In early March, I attended a conversation hosted at the Africana, Latin American, Asian American, and Native American Cultural Center (ALANA) with the Hamilton Chief of Police Rick Gifford and Director of Campus Safety Bill Ferguson. I was not looking forward to the conversation – I guessed it might trouble me, and I was not really looking to be troubled. I had no idea what I was in for, though. I was about to learn some important lessons about the experience of racism in and around Colgate.
The last time my understanding of racism had shifted so significantly came during the sit-in of Fall 2014. There, I witnessed many students who I knew and trusted tell horrifying stories of hurt and exclusion, of mistreatment and injustice. It was then that I realized just how badly I had failed in my responsibility as a professor to stand with those fighting for justice. Why, I wondered, had I not taken more actions earlier to make Colgate a place dedicated to equality?
I had no excuse. I knew, from the very history I taught, that racism was not simply the result of ignorance or bad character. I knew it had its origins in social systems and ideologies. Historians I looked up to, like Barbara Fields or Edmund Morgan, had explained to me – through their writings – the social origins of race. According to Fields, modern racist ideologies started in the North around the same time that Colgate was founded. They were a way for northerners who were committed to ideals of equality to explain to themselves the fact that their nation depended in many ways on the enslavement of humans. “Race” became the explanation for enslavement; racial hierarchies were born. Race has since been reinvented, over and over: first as a scientific fact in the mid-nineteenth century, and then as a justification for colonial expansion in the early twentieth, as W.E.B. DuBois (of Core 152 fame) explained to us long ago. Today we recognize that there are no biological facts behind the concept of race. Yet racism and racial hierarchies still exist. Eddie Glaude, who offered Colgate a commencement address last year that was as magnificent as it was unsettling, argues in his recent book that we still live with a “value gap,” with ways of thinking that do not value the lives of those with dark skin so highly as those with pale skin.
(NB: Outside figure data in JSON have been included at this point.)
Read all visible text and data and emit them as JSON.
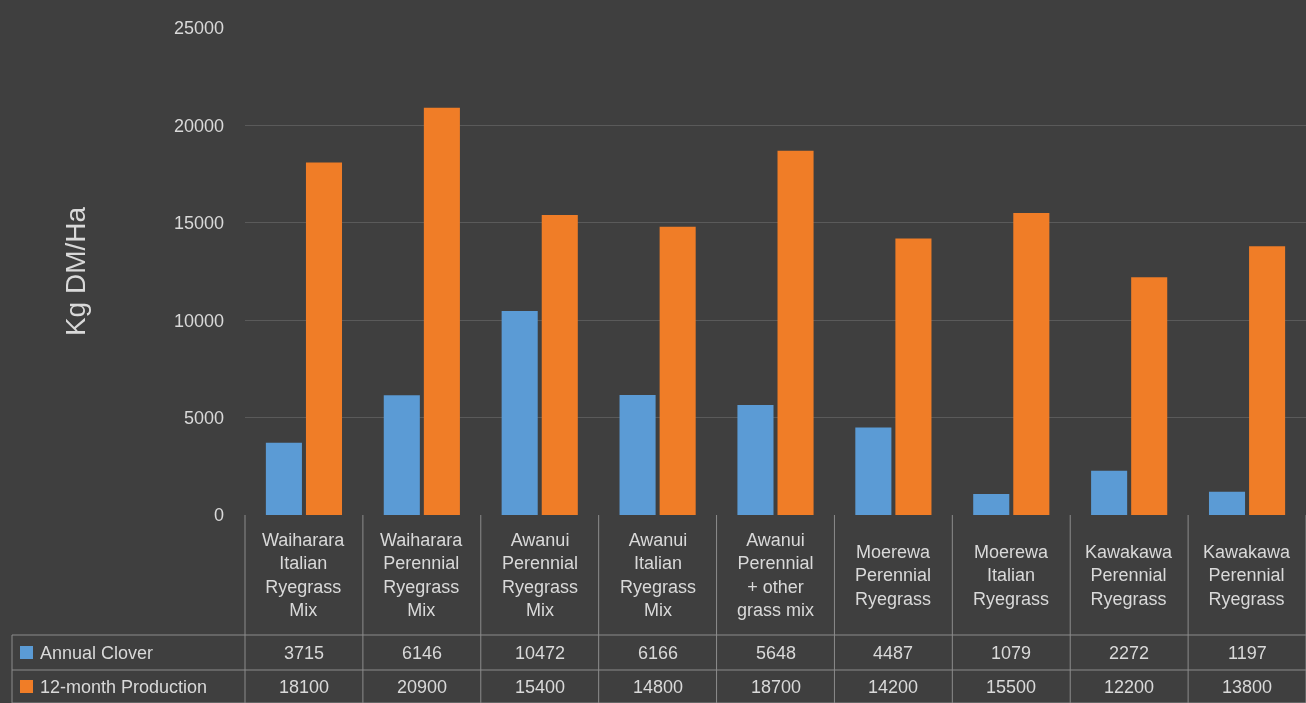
{
  "chart_data": {
    "type": "bar",
    "ylabel": "Kg DM/Ha",
    "categories": [
      "Waiharara Italian Ryegrass Mix",
      "Waiharara Perennial Ryegrass Mix",
      "Awanui Perennial Ryegrass Mix",
      "Awanui Italian Ryegrass Mix",
      "Awanui Perennial + other grass mix",
      "Moerewa Perennial Ryegrass",
      "Moerewa Italian Ryegrass",
      "Kawakawa Perennial Ryegrass",
      "Kawakawa Perennial Ryegrass"
    ],
    "series": [
      {
        "name": "Annual Clover",
        "color": "#5b9bd5",
        "values": [
          3715,
          6146,
          10472,
          6166,
          5648,
          4487,
          1079,
          2272,
          1197
        ]
      },
      {
        "name": "12-month Production",
        "color": "#f07d27",
        "values": [
          18100,
          20900,
          15400,
          14800,
          18700,
          14200,
          15500,
          12200,
          13800
        ]
      }
    ],
    "ylim": [
      0,
      25000
    ],
    "yticks": [
      0,
      5000,
      10000,
      15000,
      20000,
      25000
    ],
    "grid": "y",
    "legend": "bottom",
    "data_labels": true
  }
}
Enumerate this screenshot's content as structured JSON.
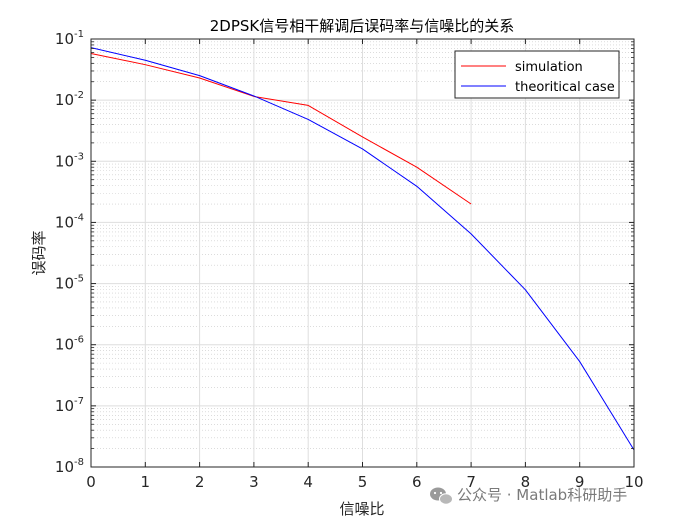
{
  "chart_data": {
    "type": "line",
    "title": "2DPSK信号相干解调后误码率与信噪比的关系",
    "xlabel": "信噪比",
    "ylabel": "误码率",
    "xlim": [
      0,
      10
    ],
    "ylim": [
      1e-08,
      0.1
    ],
    "yscale": "log",
    "grid": true,
    "minor_grid": true,
    "legend_position": "top-right",
    "x_ticks": [
      "0",
      "1",
      "2",
      "3",
      "4",
      "5",
      "6",
      "7",
      "8",
      "9",
      "10"
    ],
    "y_ticks": [
      {
        "base": "10",
        "exp": "-1"
      },
      {
        "base": "10",
        "exp": "-2"
      },
      {
        "base": "10",
        "exp": "-3"
      },
      {
        "base": "10",
        "exp": "-4"
      },
      {
        "base": "10",
        "exp": "-5"
      },
      {
        "base": "10",
        "exp": "-6"
      },
      {
        "base": "10",
        "exp": "-7"
      },
      {
        "base": "10",
        "exp": "-8"
      }
    ],
    "series": [
      {
        "name": "simulation",
        "color": "#ff0000",
        "x": [
          0,
          1,
          2,
          3,
          4,
          5,
          6,
          7
        ],
        "y": [
          0.058,
          0.038,
          0.023,
          0.0115,
          0.0082,
          0.0025,
          0.0008,
          0.0002
        ]
      },
      {
        "name": "theoritical case",
        "color": "#0000ff",
        "x": [
          0,
          1,
          2,
          3,
          4,
          5,
          6,
          7,
          8,
          9,
          10
        ],
        "y": [
          0.0723,
          0.0449,
          0.0252,
          0.0117,
          0.00484,
          0.00159,
          0.00039,
          6.5e-05,
          7.9e-06,
          5.3e-07,
          1.9e-08
        ]
      }
    ]
  },
  "watermark": {
    "text": "公众号 · Matlab科研助手",
    "icon": "wechat-icon"
  }
}
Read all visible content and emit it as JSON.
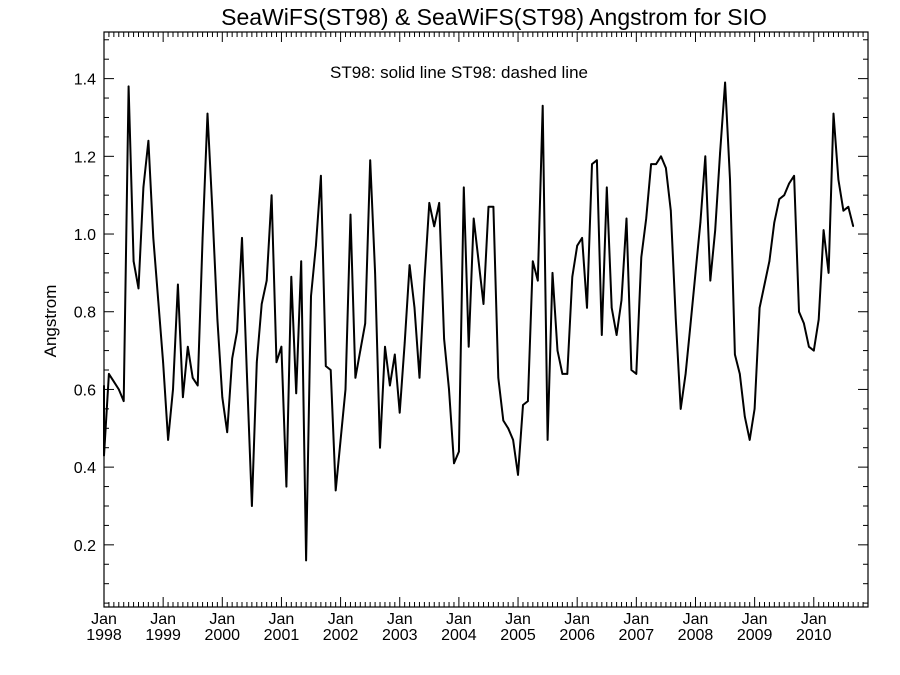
{
  "chart_data": {
    "type": "line",
    "title": "SeaWiFS(ST98) & SeaWiFS(ST98)  Angstrom for SIO",
    "annotation": "ST98: solid line   ST98: dashed line",
    "xlabel": "",
    "ylabel": "Angstrom",
    "xlim": [
      "1998-01",
      "2010-12"
    ],
    "ylim": [
      0.04,
      1.52
    ],
    "yticks": [
      "0.2",
      "0.4",
      "0.6",
      "0.8",
      "1.0",
      "1.2",
      "1.4"
    ],
    "xticks": [
      {
        "month": "Jan",
        "year": "1998"
      },
      {
        "month": "Jan",
        "year": "1999"
      },
      {
        "month": "Jan",
        "year": "2000"
      },
      {
        "month": "Jan",
        "year": "2001"
      },
      {
        "month": "Jan",
        "year": "2002"
      },
      {
        "month": "Jan",
        "year": "2003"
      },
      {
        "month": "Jan",
        "year": "2004"
      },
      {
        "month": "Jan",
        "year": "2005"
      },
      {
        "month": "Jan",
        "year": "2006"
      },
      {
        "month": "Jan",
        "year": "2007"
      },
      {
        "month": "Jan",
        "year": "2008"
      },
      {
        "month": "Jan",
        "year": "2009"
      },
      {
        "month": "Jan",
        "year": "2010"
      }
    ],
    "grid": false,
    "series": [
      {
        "line_style": "solid",
        "color": "#000000",
        "points": [
          [
            "1998-01",
            0.61
          ],
          [
            "1998-01",
            0.43
          ],
          [
            "1998-02",
            0.64
          ],
          [
            "1998-03",
            0.62
          ],
          [
            "1998-04",
            0.6
          ],
          [
            "1998-05",
            0.57
          ],
          [
            "1998-06",
            1.38
          ],
          [
            "1998-07",
            0.93
          ],
          [
            "1998-08",
            0.86
          ],
          [
            "1998-09",
            1.12
          ],
          [
            "1998-10",
            1.24
          ],
          [
            "1998-11",
            0.99
          ],
          [
            "1998-12",
            0.83
          ],
          [
            "1999-01",
            0.67
          ],
          [
            "1999-02",
            0.47
          ],
          [
            "1999-03",
            0.6
          ],
          [
            "1999-04",
            0.87
          ],
          [
            "1999-05",
            0.58
          ],
          [
            "1999-06",
            0.71
          ],
          [
            "1999-07",
            0.63
          ],
          [
            "1999-08",
            0.61
          ],
          [
            "1999-09",
            0.99
          ],
          [
            "1999-10",
            1.31
          ],
          [
            "1999-11",
            1.06
          ],
          [
            "1999-12",
            0.78
          ],
          [
            "2000-01",
            0.58
          ],
          [
            "2000-02",
            0.49
          ],
          [
            "2000-03",
            0.68
          ],
          [
            "2000-04",
            0.75
          ],
          [
            "2000-05",
            0.99
          ],
          [
            "2000-06",
            0.64
          ],
          [
            "2000-07",
            0.3
          ],
          [
            "2000-08",
            0.67
          ],
          [
            "2000-09",
            0.82
          ],
          [
            "2000-10",
            0.88
          ],
          [
            "2000-11",
            1.1
          ],
          [
            "2000-12",
            0.67
          ],
          [
            "2001-01",
            0.71
          ],
          [
            "2001-02",
            0.35
          ],
          [
            "2001-03",
            0.89
          ],
          [
            "2001-04",
            0.59
          ],
          [
            "2001-05",
            0.93
          ],
          [
            "2001-06",
            0.16
          ],
          [
            "2001-07",
            0.84
          ],
          [
            "2001-08",
            0.97
          ],
          [
            "2001-09",
            1.15
          ],
          [
            "2001-10",
            0.66
          ],
          [
            "2001-11",
            0.65
          ],
          [
            "2001-12",
            0.34
          ],
          [
            "2002-01",
            0.47
          ],
          [
            "2002-02",
            0.6
          ],
          [
            "2002-03",
            1.05
          ],
          [
            "2002-04",
            0.63
          ],
          [
            "2002-05",
            0.7
          ],
          [
            "2002-06",
            0.77
          ],
          [
            "2002-07",
            1.19
          ],
          [
            "2002-08",
            0.9
          ],
          [
            "2002-09",
            0.45
          ],
          [
            "2002-10",
            0.71
          ],
          [
            "2002-11",
            0.61
          ],
          [
            "2002-12",
            0.69
          ],
          [
            "2003-01",
            0.54
          ],
          [
            "2003-02",
            0.72
          ],
          [
            "2003-03",
            0.92
          ],
          [
            "2003-04",
            0.81
          ],
          [
            "2003-05",
            0.63
          ],
          [
            "2003-06",
            0.88
          ],
          [
            "2003-07",
            1.08
          ],
          [
            "2003-08",
            1.02
          ],
          [
            "2003-09",
            1.08
          ],
          [
            "2003-10",
            0.73
          ],
          [
            "2003-11",
            0.6
          ],
          [
            "2003-12",
            0.41
          ],
          [
            "2004-01",
            0.44
          ],
          [
            "2004-02",
            1.12
          ],
          [
            "2004-03",
            0.71
          ],
          [
            "2004-04",
            1.04
          ],
          [
            "2004-05",
            0.93
          ],
          [
            "2004-06",
            0.82
          ],
          [
            "2004-07",
            1.07
          ],
          [
            "2004-08",
            1.07
          ],
          [
            "2004-09",
            0.63
          ],
          [
            "2004-10",
            0.52
          ],
          [
            "2004-11",
            0.5
          ],
          [
            "2004-12",
            0.47
          ],
          [
            "2005-01",
            0.38
          ],
          [
            "2005-02",
            0.56
          ],
          [
            "2005-03",
            0.57
          ],
          [
            "2005-04",
            0.93
          ],
          [
            "2005-05",
            0.88
          ],
          [
            "2005-06",
            1.33
          ],
          [
            "2005-07",
            0.47
          ],
          [
            "2005-08",
            0.9
          ],
          [
            "2005-09",
            0.7
          ],
          [
            "2005-10",
            0.64
          ],
          [
            "2005-11",
            0.64
          ],
          [
            "2005-12",
            0.89
          ],
          [
            "2006-01",
            0.97
          ],
          [
            "2006-02",
            0.99
          ],
          [
            "2006-03",
            0.81
          ],
          [
            "2006-04",
            1.18
          ],
          [
            "2006-05",
            1.19
          ],
          [
            "2006-06",
            0.74
          ],
          [
            "2006-07",
            1.12
          ],
          [
            "2006-08",
            0.81
          ],
          [
            "2006-09",
            0.74
          ],
          [
            "2006-10",
            0.83
          ],
          [
            "2006-11",
            1.04
          ],
          [
            "2006-12",
            0.65
          ],
          [
            "2007-01",
            0.64
          ],
          [
            "2007-02",
            0.94
          ],
          [
            "2007-03",
            1.04
          ],
          [
            "2007-04",
            1.18
          ],
          [
            "2007-05",
            1.18
          ],
          [
            "2007-06",
            1.2
          ],
          [
            "2007-07",
            1.17
          ],
          [
            "2007-08",
            1.06
          ],
          [
            "2007-09",
            0.78
          ],
          [
            "2007-10",
            0.55
          ],
          [
            "2007-11",
            0.64
          ],
          [
            "2007-12",
            0.77
          ],
          [
            "2008-01",
            0.9
          ],
          [
            "2008-02",
            1.03
          ],
          [
            "2008-03",
            1.2
          ],
          [
            "2008-04",
            0.88
          ],
          [
            "2008-05",
            1.01
          ],
          [
            "2008-06",
            1.21
          ],
          [
            "2008-07",
            1.39
          ],
          [
            "2008-08",
            1.14
          ],
          [
            "2008-09",
            0.69
          ],
          [
            "2008-10",
            0.64
          ],
          [
            "2008-11",
            0.53
          ],
          [
            "2008-12",
            0.47
          ],
          [
            "2009-01",
            0.55
          ],
          [
            "2009-02",
            0.81
          ],
          [
            "2009-03",
            0.87
          ],
          [
            "2009-04",
            0.93
          ],
          [
            "2009-05",
            1.03
          ],
          [
            "2009-06",
            1.09
          ],
          [
            "2009-07",
            1.1
          ],
          [
            "2009-08",
            1.13
          ],
          [
            "2009-09",
            1.15
          ],
          [
            "2009-10",
            0.8
          ],
          [
            "2009-11",
            0.77
          ],
          [
            "2009-12",
            0.71
          ],
          [
            "2010-01",
            0.7
          ],
          [
            "2010-02",
            0.78
          ],
          [
            "2010-03",
            1.01
          ],
          [
            "2010-04",
            0.9
          ],
          [
            "2010-05",
            1.31
          ],
          [
            "2010-06",
            1.14
          ],
          [
            "2010-07",
            1.06
          ],
          [
            "2010-08",
            1.07
          ],
          [
            "2010-09",
            1.02
          ]
        ]
      }
    ]
  }
}
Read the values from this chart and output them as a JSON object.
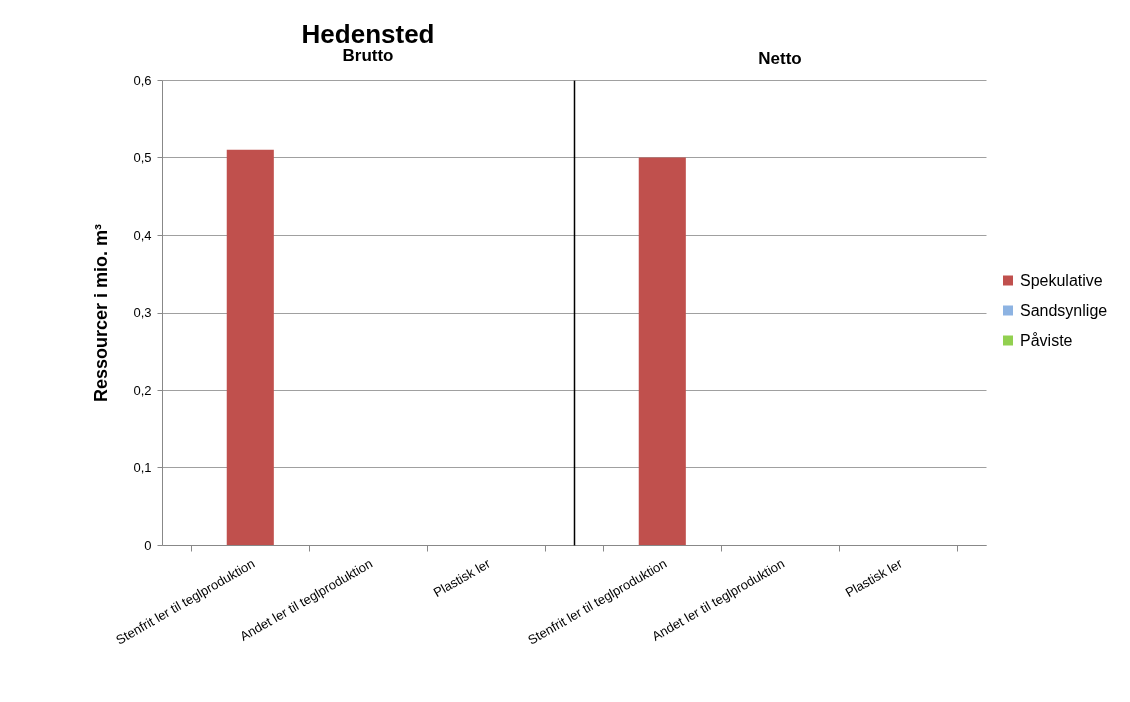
{
  "chart_data": [
    {
      "type": "bar",
      "title": "Hedensted",
      "subtitle": "Brutto",
      "ylabel": "Ressourcer i mio. m³",
      "stacked": true,
      "grid": "y",
      "categories": [
        "Stenfrit ler til teglproduktion",
        "Andet ler til teglproduktion",
        "Plastisk ler"
      ],
      "series": [
        {
          "color": "#c0504d",
          "values": [
            0.51,
            0,
            0
          ]
        },
        {
          "color": "#8db3e2",
          "values": [
            0,
            0,
            0
          ]
        },
        {
          "color": "#92d050",
          "values": [
            0,
            0,
            0
          ]
        }
      ],
      "ylim": [
        0,
        0.6
      ],
      "yticks": [
        0,
        {
          "value": 0.1,
          "label": "0,1"
        },
        {
          "value": 0.2,
          "label": "0,2"
        },
        {
          "value": 0.3,
          "label": "0,3"
        },
        {
          "value": 0.4,
          "label": "0,4"
        },
        {
          "value": 0.5,
          "label": "0,5"
        },
        {
          "value": 0.6,
          "label": "0,6"
        }
      ]
    },
    {
      "type": "bar",
      "subtitle": "Netto",
      "stacked": true,
      "legend": "right",
      "grid": "y",
      "tick_labels": "x",
      "categories": [
        "Stenfrit ler til teglproduktion",
        "Andet ler til teglproduktion",
        "Plastisk ler"
      ],
      "series": [
        {
          "name": "Spekulative",
          "color": "#c0504d",
          "values": [
            0.5,
            0,
            0
          ]
        },
        {
          "name": "Sandsynlige",
          "color": "#8db3e2",
          "values": [
            0,
            0,
            0
          ]
        },
        {
          "name": "Påviste",
          "color": "#92d050",
          "values": [
            0,
            0,
            0
          ]
        }
      ],
      "ylim": [
        0,
        0.6
      ],
      "yticks": [
        0,
        0.1,
        0.2,
        0.3,
        0.4,
        0.5,
        0.6
      ]
    }
  ]
}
I can hardly disagree. After all, it did not take much self-examination to realize that such a value gap certainly explained my own prior inactions. My own “implicit biases” (as the psychologists might call them) helped explain why I had stood aside too often in the face of injustice when it was directed against people of color. The sit-in made my own inaction clear to me and made that inaction inexcusable.
I am writing this today because I learned during that early March conversation at ALANA that more needs to be done in Hamilton to ensure justice for our community. As I sat in the audience, I heard a series of students, staff and faculty of color describe their experiences with local police. They talked about being stopped regularly by police, ostensibly for minor infractions, of being followed by police when walking, biking or driving back to campus and of the inequity of watching their White peers lounge carelessly on lawns strewn with drink cups while their small gatherings were carefully policed. In response to their stories, we heard about police training in sensitivity and race relations and about opportunities to report inappropriate police behavior.
Yet such responses are effective only if the over-policing of people of color stems from individual attitudes that can be educated away or from racist individuals who can be disciplined. They cannot address the sort of structural racism that creates our value gap today or the racism I believe misleads every individual on our campus to think Black and Brown lives matter less (even as some of our students and faculty have worked and are working with admirable endurance to fight the racist ways of thinking they have been taught). Such solutions don’t work if we are all, in a sense, racist.
If over-policing and racial profiling emerges from an often implicit value gap, then trainings and individual reports can only ever treat the symptoms. To address the disease, we’ll need new systematic solutions: means of tracking police stops alongside new policies for countering the racism that perverts all our perceptions, including those of the police. I don’t know the precise solution, but I know it’s well past time to struggle for more justice in Hamilton. It is time for us to work hard to value the lives of all those in our community more equally.